Originally published in Catholic Digest - May 2005.

Last September, I got all three of my kids on the school bus and off to full days of school - my little guy was finally in kindergarten. I watched the bus drive away and thought, well, that's that -- on to the next chapter of my life as a mom.

My husband had already begun making plans for our impending (thirteen years from now) child-free, swinging later-middle-aged-dom. The travelling! The vacations! All the great things we'd do as a couple in just thirteen short years! (Funny, we hadn't done any of these exciting things before we had kids, but that's beside the point...)

As the school bus disappeared, I started to feel a little funny. Not emotionally - physically. A little funny, in an oddly familiar way. I looked at the calendar, did some math ... and realized the whole morning had just been a set up to get to this punchline: I was pregnant.

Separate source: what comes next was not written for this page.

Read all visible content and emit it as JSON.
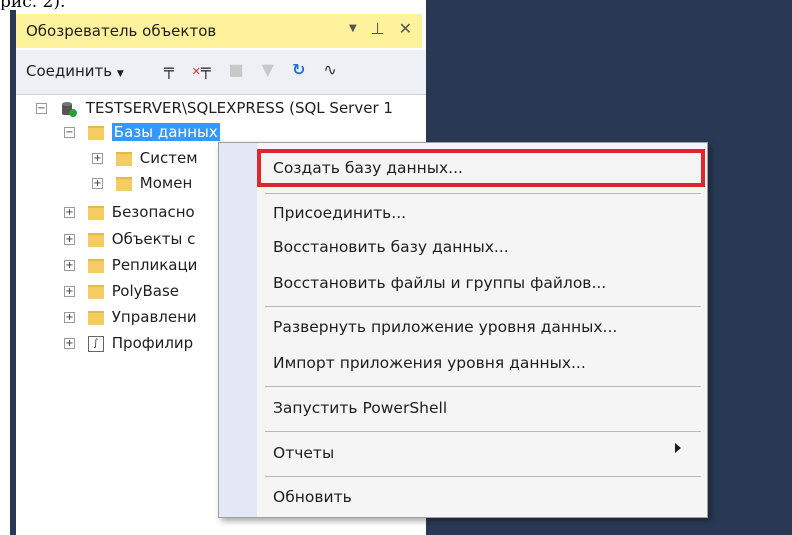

We had thought about having a fourth child after our last son was born but it just didn't seem to in the cards. In fact, we had pretty much forgotten all about the idea. Now almost five years had passed, I was over 40 and we were having another baby.

We checked with the doctor and everything seemed to be progressing nicely. We knew we couldn't keep it from the kids for long, especially with my round-the-clock nausea. So one Sunday, we took the kids to my mom's and broke the news.

My husband had been kidding me about having another baby at my "advanced age". In keeping with that theme (which he thought, incorrectly, was quite hilarious), he had worked out a way to break the news to the kids. "Remember Sarah in the Bible and Elizabeth, Mary's cousin, who both thought they were too old to have a baby? Well, sometimes God has other plans."

They looked at him, then at each other, and finally at my mother. "Nanny's having a baby?!"

I don't know if I've ever seen my mom laugh so hard. Then they realized it was their own mom who was pregnant, not their grandmother, and that they were going to have a little brother or sister, not a new aunt or uncle. When we got home, our kindergartner stood out on the porch yelling at passersby, "Guess what? My mom's gonna have a baby!"

The first few months passed in much the same way they usually do for me when I'm expecting - in total misery. Ginger ale, saltines, Ð did I mention I felt terrible? Finally, just in time for Christmas, my first trimester hangover lifted. I felt so much better I happily ate my way through the holidays and gained a festive eight pounds.

We had plans to make. We'd given away most of the baby things but still had a crib. Friends brought a high chair and rocker. My home office -- the one that used to be a nursery - was morphing back into a nursery. Good thing we never took down the cow jumping over the moon border.

My office gone, I'd work from a laptop in my bedroom or in the kitchen or wherever time and my children and the new baby and the dog and the cat will allow.

The baby is due Mother's Day. The kids can't wait although they are getting a kick out of feeling the baby kick and watching the surface of my large stomach roll with movement.

The picture has changed for my husband and me. How old will we be when our youngest child graduates high school? (Five years older than we thought.) When our daughter leaves for college, will we really still have an eight-year old at home? (Yes.) When can we retire? (Never.)

Looks like the early fall of our parenthood will be that much brighter because of this spring baby.